There are two reasons for me to hesitate to draw too much relevance for the Railway industry from this Judgement:
- Firstly, the specifics of the car park in which Mr Beavis parked had a policy of free parking for the first 2 hours, followed by a charge of £85 (reduced to £50 for prompt payment). It follows that the operators have no revenue at all from the operation of that car park if it were not for oveer-staying motorists.
- Secondly, Mr Beavis did not instruct a law firm to pursue the Appeal with the level of research and representation which might be expected if a 'test case' is to be of national significance. As might be expected, ParkingEye had instructed a skilled and experienced law firm to assist in advocating their position.
On the first of those two points, the Court found "There are obvious benefits to both consumers and retail businesses in having free or cheap car parking available close to the shops for limited periods. That can be achieved only if there is some mechanism for ensuring that in most cases those who make use of the facilities do not abuse them by overstaying. That would not be achieved by a scale of charges graduated by reference to the length of the overstay unless they were sufficient to act as a deterrent. Moreover, the amount of the charge, however, calculated, would have to be large enough to justify collection."
On the second point, it would not have my advice to launch a 'test case' with a pro bono QC on one side and a fully staffed team with access to all law libraries on the other.

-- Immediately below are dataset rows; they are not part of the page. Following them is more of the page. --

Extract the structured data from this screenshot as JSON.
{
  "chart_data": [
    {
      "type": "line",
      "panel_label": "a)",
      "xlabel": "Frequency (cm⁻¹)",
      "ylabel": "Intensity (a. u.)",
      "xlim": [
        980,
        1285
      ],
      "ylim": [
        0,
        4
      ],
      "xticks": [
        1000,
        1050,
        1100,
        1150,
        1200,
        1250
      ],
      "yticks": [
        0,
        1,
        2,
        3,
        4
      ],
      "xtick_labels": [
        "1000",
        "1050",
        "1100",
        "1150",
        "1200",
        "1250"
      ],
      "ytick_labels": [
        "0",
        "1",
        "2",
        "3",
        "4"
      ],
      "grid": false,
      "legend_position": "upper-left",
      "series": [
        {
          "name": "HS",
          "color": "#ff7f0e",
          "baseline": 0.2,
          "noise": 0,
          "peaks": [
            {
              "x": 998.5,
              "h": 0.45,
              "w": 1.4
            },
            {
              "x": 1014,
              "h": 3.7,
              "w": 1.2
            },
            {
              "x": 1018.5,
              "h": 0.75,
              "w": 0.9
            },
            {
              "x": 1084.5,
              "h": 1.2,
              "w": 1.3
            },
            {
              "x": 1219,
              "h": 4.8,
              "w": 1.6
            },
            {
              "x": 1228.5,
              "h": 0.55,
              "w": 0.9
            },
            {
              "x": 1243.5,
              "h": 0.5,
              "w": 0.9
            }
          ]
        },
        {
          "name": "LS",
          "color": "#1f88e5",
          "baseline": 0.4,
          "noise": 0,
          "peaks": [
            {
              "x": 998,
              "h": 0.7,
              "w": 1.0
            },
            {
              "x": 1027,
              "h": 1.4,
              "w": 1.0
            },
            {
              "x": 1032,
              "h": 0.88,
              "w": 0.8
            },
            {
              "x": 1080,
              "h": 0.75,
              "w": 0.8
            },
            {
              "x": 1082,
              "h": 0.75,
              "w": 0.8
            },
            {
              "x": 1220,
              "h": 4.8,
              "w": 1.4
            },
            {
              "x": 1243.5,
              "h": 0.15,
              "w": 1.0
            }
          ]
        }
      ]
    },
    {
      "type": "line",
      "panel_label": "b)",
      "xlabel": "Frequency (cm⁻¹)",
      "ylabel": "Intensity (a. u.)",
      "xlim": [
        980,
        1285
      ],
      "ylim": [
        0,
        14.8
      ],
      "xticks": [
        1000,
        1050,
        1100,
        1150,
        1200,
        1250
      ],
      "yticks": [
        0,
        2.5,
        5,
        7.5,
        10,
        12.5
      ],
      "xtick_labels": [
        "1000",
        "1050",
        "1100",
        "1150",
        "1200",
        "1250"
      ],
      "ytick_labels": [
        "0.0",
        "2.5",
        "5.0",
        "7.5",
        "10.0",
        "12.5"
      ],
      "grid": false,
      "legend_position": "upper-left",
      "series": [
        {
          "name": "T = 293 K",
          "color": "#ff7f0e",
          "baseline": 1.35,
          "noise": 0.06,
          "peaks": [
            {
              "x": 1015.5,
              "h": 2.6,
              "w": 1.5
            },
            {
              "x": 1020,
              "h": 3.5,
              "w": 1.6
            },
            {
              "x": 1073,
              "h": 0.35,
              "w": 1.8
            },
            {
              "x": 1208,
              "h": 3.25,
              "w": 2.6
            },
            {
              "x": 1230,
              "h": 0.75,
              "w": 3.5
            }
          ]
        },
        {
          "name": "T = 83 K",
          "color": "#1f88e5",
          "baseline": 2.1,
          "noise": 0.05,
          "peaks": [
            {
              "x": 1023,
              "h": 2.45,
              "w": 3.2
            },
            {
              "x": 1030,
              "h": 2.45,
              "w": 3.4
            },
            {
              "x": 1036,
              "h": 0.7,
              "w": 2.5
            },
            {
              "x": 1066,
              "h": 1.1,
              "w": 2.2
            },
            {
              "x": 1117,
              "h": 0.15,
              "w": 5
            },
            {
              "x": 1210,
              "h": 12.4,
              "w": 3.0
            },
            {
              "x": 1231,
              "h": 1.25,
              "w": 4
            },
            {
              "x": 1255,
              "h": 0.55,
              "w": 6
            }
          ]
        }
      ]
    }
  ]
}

I thought that the significant summary for the Railway sector was burried in this statement from the Judgement: "It was common ground before us that a motorist making use of the car park enters into a contract with ParkingEye under which he agrees to leave the car park within a period of two hours. Failure to do so constitutes a breach of contract in respect of which he agrees to a parking charge of £85. For the purposes of the present appeal I am content to assume that that is so, but it seems to me that the relationship between the motorist and ParkingEye might be better analysed in terms of a licence to use the car park, subject to certain conditions, coupled with an agreement to pay a parking charge in the stated amount if the terms of the licence are not adhered to. On that basis it could be argued that the parking charge was no more than a conditional payment which the motorist could choose whether to incur or not and that the authorities on penalties for breach of contract were of no relevance."
Despite the dissimilarities, much of this reasoning does directly correspond with any test in law of the scale of charges imposed by railway operators when passengers are found to be travelling without a valid ticket.